I have two coupled oscillators, namely a particle in an ion trap and an RLC circuit. The particle oscillates in this ion trap and induces charges in the RLC circuit, in turn the RLC circuit's voltage oscillates and drives the particle. Energy is dissipated via the resistor in the RLC circuit and at the same time added due to thermal noise.

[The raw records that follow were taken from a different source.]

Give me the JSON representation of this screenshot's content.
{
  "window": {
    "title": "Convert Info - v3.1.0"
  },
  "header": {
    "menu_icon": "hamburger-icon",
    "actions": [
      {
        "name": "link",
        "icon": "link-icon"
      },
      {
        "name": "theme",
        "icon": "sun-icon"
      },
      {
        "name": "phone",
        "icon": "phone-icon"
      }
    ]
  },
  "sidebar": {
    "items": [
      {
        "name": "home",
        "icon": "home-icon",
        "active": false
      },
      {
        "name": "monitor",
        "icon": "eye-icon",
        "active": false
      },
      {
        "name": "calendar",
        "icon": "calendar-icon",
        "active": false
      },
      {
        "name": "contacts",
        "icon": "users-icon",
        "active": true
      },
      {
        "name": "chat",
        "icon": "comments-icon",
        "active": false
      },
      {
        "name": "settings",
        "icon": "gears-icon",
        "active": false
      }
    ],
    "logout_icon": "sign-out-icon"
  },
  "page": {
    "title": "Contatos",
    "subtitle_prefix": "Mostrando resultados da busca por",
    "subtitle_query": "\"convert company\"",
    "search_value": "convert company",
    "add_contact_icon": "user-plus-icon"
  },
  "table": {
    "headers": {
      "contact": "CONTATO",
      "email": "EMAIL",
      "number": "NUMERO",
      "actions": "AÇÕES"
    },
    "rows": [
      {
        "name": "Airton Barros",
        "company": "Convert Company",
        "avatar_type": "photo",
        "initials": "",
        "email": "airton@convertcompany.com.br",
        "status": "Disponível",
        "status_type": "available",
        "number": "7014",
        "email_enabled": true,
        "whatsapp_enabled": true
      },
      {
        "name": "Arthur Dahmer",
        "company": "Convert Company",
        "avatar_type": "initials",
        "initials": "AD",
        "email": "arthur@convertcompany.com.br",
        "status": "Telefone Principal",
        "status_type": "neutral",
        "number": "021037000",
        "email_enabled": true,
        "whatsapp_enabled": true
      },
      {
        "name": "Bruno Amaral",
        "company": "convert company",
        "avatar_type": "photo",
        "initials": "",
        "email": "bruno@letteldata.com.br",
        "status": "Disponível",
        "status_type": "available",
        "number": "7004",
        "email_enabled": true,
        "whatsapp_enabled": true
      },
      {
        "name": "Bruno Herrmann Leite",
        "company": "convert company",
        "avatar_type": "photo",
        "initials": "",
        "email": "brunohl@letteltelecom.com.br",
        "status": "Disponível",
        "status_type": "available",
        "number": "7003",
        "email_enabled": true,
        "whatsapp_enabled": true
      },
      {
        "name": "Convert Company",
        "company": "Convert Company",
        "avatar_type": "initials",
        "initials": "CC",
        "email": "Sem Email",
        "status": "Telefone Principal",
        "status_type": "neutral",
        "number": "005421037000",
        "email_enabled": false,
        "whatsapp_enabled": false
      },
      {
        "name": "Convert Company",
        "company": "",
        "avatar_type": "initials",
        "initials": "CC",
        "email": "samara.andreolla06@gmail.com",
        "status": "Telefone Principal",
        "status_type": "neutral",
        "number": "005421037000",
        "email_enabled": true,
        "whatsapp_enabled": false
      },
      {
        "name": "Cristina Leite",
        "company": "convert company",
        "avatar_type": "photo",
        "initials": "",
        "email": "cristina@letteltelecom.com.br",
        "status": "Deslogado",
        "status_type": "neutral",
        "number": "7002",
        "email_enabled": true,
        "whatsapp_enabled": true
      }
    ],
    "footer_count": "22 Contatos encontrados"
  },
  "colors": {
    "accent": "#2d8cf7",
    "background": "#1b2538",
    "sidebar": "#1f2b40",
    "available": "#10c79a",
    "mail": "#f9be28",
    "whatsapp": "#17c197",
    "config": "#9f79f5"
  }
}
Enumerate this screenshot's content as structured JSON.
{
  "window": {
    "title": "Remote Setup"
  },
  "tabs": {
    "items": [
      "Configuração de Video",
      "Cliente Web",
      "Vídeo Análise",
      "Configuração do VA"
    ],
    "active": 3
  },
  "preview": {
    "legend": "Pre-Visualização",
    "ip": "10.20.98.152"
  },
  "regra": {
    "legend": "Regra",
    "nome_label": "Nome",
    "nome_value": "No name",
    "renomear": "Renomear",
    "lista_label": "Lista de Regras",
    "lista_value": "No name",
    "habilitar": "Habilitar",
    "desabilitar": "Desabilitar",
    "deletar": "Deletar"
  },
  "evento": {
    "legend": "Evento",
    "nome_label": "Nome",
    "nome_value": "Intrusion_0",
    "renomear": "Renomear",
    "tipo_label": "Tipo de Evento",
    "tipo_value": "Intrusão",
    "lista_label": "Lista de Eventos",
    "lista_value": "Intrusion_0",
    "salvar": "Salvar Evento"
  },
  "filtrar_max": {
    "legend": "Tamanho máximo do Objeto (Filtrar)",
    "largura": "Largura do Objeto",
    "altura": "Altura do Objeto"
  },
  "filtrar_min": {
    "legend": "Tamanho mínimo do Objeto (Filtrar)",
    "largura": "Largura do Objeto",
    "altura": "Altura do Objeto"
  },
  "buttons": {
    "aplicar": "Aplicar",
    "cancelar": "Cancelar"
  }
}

The trap potential has a small nonlinear perturbation. The corresponding differential equations for the particle and circuit respectively are:
\begin{align} \ddot x + C_2 x + C_4 x^3 &= \kappa L I \\ \ddot I + \frac{1}{RC} \dot I + \frac{1}{LC} I &= \frac{1}{LC} I_{noise} + \frac{\kappa}{LC} \dot x \end{align}
Where $x$ is the displacement of the ion in the potential and $I$ is the current through the coil of the RLC circuit (one could also choose the current through the resistor or capacitor, it doesn't matter). $R$ is small enough that the eigenfrequency of the RLC circuit is the one of the undamped LC circuit. Additionally I am interested in the on-resonance case, namely that the undisturbed particle and circuit frequencies are the same: $ \omega_{0, circuit}^2 = \frac{1}{LC} = C_2 = \omega_{0,ion}^2$. The noise is white random noise, i.e. its autocorrelation time is a Dirac-distribution but it has a certain standard deviation $\sigma(I_{noise(t)}) > 0$.
The small nonlinearity in the trapping potential causes the eigenfrequency of the particle to shift slighlty. I see numerically that this is a function of $\kappa$. My question is: How does one calculate the frequency shift as a function of $\kappa$?